Il allait donc toujours pressant de plus en plus le pas de son
cheval, malgré les observations d’Olivain, et suivant un charmant
petit chemin qui conduisait à un bac et qui raccourcissait d’une
lieue la route, à ce qu’on lui avait assuré, lorsque, en arrivant
au sommet d’une colline, il aperçut devant lui la rivière. Une
petite troupe d’hommes à cheval se tenait sur le bord et était
prête à s’embarquer. Raoul ne douta point que ce ne fût le
gentilhomme et son escorte; il poussa un cri d’appel, mais il
était encore trop loin pour être entendu; alors, tout fatigué
qu’était son cheval, Raoul le mit au galop; mais une ondulation de
terrain lui déroba bientôt la vue des voyageurs, et lorsqu’il
parvint sur une nouvelle hauteur, le bac avait quitté le bord et
voguait vers l’autre rive.

Raoul, voyant qu’il ne pouvait arriver à temps pour passer le bac
en même temps que les voyageurs, s’arrêta pour attendre Olivain.

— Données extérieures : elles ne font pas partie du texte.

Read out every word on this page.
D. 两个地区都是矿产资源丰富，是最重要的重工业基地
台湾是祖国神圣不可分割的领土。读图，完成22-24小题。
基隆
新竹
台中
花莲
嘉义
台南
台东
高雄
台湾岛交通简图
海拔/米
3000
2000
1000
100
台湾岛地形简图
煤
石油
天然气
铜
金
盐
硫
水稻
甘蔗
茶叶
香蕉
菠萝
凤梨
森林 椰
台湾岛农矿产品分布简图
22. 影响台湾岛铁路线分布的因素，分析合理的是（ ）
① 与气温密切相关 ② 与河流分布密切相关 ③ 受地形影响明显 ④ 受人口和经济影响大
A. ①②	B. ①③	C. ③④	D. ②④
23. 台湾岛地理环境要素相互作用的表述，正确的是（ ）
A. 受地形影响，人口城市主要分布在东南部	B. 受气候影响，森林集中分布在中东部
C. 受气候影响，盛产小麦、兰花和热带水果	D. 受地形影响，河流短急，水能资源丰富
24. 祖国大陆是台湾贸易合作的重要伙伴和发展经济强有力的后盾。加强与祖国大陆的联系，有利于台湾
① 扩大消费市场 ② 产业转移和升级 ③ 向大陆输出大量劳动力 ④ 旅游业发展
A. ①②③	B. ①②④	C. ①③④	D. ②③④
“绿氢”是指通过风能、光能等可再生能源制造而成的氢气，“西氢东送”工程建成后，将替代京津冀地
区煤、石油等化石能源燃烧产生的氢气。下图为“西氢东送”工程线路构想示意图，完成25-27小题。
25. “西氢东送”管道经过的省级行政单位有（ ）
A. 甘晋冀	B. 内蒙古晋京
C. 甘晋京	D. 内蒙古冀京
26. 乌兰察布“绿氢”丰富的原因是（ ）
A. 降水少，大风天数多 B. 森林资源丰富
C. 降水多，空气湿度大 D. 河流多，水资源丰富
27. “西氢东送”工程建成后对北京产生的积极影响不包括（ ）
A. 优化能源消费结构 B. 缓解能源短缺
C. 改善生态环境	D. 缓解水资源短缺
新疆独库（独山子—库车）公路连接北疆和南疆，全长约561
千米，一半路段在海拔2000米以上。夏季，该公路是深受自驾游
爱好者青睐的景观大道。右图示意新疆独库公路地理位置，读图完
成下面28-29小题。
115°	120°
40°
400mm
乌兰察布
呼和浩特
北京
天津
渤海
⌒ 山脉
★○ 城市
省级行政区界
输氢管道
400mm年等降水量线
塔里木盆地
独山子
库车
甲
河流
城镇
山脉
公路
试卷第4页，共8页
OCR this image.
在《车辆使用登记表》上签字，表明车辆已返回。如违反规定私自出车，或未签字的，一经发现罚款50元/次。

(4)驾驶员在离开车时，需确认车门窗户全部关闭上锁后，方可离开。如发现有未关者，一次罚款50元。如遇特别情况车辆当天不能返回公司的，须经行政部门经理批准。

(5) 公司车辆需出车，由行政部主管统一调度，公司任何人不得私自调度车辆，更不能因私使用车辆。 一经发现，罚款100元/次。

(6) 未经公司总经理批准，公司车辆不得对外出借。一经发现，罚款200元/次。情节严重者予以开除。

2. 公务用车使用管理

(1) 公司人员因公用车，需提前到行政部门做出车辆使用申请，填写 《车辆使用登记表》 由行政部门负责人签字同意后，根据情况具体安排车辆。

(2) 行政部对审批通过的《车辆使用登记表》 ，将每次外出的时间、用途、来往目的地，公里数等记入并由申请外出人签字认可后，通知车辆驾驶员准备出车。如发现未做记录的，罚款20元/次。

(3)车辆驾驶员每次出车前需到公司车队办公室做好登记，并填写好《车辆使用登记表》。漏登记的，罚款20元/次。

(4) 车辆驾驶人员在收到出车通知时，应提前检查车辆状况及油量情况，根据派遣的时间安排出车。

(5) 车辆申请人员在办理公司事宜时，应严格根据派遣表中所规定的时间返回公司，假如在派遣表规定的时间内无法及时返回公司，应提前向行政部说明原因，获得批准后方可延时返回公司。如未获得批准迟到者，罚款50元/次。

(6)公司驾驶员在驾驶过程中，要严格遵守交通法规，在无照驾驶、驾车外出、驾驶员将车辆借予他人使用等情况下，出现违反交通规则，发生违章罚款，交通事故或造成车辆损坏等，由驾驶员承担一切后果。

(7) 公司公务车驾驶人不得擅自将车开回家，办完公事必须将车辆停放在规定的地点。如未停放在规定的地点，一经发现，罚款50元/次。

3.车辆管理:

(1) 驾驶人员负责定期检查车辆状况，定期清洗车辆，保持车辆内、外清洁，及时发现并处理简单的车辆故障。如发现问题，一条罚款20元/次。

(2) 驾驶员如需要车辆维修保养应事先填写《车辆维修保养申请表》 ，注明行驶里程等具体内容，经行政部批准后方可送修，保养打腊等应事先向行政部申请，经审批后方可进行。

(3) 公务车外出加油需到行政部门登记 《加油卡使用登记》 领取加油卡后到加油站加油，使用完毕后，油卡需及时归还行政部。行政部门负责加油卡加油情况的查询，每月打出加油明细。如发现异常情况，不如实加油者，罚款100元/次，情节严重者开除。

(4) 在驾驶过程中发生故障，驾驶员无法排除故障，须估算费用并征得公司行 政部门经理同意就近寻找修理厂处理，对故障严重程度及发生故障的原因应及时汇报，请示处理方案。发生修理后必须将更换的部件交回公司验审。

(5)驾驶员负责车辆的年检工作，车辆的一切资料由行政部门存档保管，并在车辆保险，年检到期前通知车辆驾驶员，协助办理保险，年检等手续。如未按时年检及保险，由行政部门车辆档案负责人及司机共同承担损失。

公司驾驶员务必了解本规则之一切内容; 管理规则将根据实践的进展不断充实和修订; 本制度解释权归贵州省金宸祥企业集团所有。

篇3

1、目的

En ce moment on entendit un cri qui semblait venir de la rivière.
Raoul se retourna du côté d’où venait le cri, et mettant la main
sur ses yeux qu’éblouissait le soleil couchant:

- Olivain! s’écria-t-il, que vois-je donc là-bas?

Un second cri retentit plus perçant que le premier.

- Eh! monsieur, dit Olivain, la corde du bac a cassé et le bateau
dérive. Mais que vois-je donc dans l’eau? cela se débat.

- Eh! sans doute, s’écria Raoul, fixant ses regards vers un point
de la rivière que les rayons du soleil illuminaient splendidement,
un cheval, un cavalier.

- Ils enfoncent, cria à son tour Olivain.